Managing Methane Will Protect Climate and Reduce Investor Risk
A warming planet, which we’ve seen these past few decades, is linked to systemic risks to portfolios, operational and financial risks to companies, and existential risks to human health and life on Earth.
What gives? Science tells us that there are gases that contribute to the “greenhouse effect,” which traps heat that would otherwise escape from Earth’s atmosphere and keeps it circulating, creating a warming effect. These greenhouse gases (GHGs) include water vapor, nitrous oxide, carbon dioxide and methane.
NASA calls GHGs “a blanket around the Earth” – presumably for their ability to smother, not snuggle – and highlights the Intergovernmental Panel on Climate Change’s conclusion that there’s a greater than 95 percent chance that human-produced GHGs “have caused much of the observed increase in Earth’s temperature over the past 50 years.”

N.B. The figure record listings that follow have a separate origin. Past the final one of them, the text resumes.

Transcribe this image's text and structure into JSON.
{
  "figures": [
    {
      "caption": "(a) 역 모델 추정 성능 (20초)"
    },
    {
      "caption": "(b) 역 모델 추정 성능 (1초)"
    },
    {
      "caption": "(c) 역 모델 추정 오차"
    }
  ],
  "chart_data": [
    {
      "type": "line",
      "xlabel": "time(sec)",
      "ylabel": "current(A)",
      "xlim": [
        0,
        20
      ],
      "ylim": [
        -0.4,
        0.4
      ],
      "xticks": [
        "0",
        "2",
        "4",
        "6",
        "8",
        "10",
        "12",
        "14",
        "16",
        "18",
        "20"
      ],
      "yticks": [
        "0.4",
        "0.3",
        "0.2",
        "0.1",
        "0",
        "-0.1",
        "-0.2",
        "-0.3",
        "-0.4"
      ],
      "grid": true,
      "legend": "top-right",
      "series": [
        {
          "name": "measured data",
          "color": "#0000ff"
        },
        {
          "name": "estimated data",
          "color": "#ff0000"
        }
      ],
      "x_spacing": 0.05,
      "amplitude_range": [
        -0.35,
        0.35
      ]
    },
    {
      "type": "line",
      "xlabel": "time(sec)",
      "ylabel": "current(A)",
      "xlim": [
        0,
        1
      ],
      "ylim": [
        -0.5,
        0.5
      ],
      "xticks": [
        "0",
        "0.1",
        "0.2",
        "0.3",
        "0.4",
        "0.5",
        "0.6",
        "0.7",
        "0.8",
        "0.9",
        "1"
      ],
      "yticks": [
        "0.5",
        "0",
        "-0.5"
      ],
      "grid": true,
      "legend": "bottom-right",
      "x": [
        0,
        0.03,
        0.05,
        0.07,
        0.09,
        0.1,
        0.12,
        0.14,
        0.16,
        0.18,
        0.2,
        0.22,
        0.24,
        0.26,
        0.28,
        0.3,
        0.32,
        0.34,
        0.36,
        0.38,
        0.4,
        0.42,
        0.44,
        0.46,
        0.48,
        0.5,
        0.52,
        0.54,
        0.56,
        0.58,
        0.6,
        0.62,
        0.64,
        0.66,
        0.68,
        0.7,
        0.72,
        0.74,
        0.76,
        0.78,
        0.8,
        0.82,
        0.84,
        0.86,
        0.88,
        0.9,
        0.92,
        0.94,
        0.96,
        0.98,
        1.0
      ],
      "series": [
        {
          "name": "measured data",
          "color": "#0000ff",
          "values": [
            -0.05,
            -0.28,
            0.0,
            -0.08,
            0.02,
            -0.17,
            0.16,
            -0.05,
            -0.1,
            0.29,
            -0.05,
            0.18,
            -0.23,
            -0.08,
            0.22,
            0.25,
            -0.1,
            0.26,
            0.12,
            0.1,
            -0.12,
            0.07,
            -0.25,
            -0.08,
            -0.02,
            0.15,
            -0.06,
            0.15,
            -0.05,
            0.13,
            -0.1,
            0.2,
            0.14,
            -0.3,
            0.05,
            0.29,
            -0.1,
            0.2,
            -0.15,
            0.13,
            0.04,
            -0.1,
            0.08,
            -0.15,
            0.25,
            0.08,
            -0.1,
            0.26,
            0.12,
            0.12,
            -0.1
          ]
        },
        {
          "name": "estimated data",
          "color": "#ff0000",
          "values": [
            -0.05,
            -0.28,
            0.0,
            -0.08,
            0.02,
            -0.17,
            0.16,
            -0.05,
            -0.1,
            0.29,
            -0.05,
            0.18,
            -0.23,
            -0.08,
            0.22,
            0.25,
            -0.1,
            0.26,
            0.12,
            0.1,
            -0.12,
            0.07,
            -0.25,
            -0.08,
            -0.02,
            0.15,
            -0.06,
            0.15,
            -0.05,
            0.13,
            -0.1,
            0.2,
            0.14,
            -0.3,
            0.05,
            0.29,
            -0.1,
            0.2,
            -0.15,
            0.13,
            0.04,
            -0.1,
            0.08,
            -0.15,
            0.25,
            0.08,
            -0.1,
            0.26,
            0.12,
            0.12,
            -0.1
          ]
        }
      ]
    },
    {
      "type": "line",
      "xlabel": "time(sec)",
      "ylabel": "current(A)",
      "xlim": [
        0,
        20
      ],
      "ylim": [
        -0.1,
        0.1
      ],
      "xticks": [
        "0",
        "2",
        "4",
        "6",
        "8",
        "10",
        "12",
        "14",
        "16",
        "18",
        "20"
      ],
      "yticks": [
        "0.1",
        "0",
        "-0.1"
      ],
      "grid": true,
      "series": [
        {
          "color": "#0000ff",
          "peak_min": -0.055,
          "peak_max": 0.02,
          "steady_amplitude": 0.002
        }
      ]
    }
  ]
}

Each GHG plays a role in the greenhouse effect, but methane, the primary component of natural gas, has an outsized impact. While methane is present in lower quantities than carbon dioxide in the atmosphere, it packs a bigger punch: it has 86 times the warming potential of carbon dioxide over a period of 20 years.

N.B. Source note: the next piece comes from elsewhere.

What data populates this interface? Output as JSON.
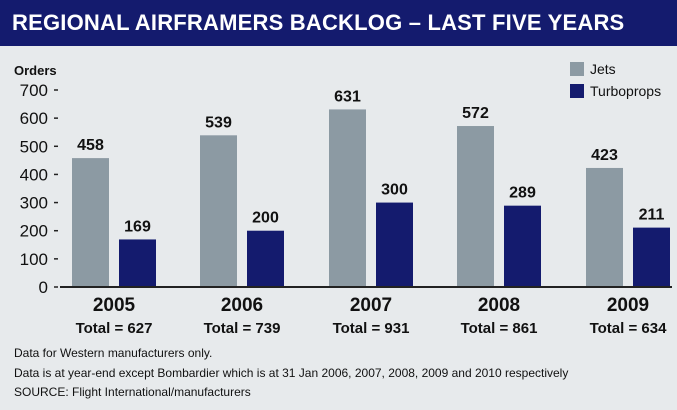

For investors, methane’s powerful warming potential intensifies concerns are:
First, methane emissions can expose companies to reputational and/or market share risk by reducing the environmental advantages of natural gas over other carbon-intensive fuels such as coal. Some estimate the environmental benefit threshold for methane is a leakage rate of merely 3.2 percent, after which point natural gas may lose its environmental edge.
Second, methane emissions generally represent lost product resulting from imperfect systems that fail to bring natural gas to market: somewhere along the value chain, in extraction, transportation, storage or processing, the product leaves the system. This possibly leads to environmental damage and risks shareholder value. One study estimated that the “sector loses $30 billion globally each year from leaked or vented methane at oil and gas facilities.”
Third, though companies may assert “compliance with existing laws and regulations,” regulatory compliance does not necessarily ensure sufficient management of emissions. Considering current political trends, it seems likelier that regulations will be retracted rather than drafted, weakened rather than enforced. We believe that inattention on the policy level does not indicate an absence of risk on the operational, environmental, or investment levels. Regardless, minimum regulatory compliance will not help investors identify leaders or innovators.
Methane as Risk; Methane as Opportunity
You’ve heard the phrase, ‘canaries in the coal mine?’ It is tied to methane: Before technology existed to warn miners about the presence of dangerous gases such as odorless, colorless methane, canaries were the detectors. The question, “Is methane present?” was answered with: “is the canary still breathing?”
If you want to keep the canaries singing, you may wish to support strong methane management systems by supporting proposals that encourage companies to manage emissions transparently and reduce them ambitiously. That is what companies situated to lead in a lower-carbon future can do, to the benefit of their investors.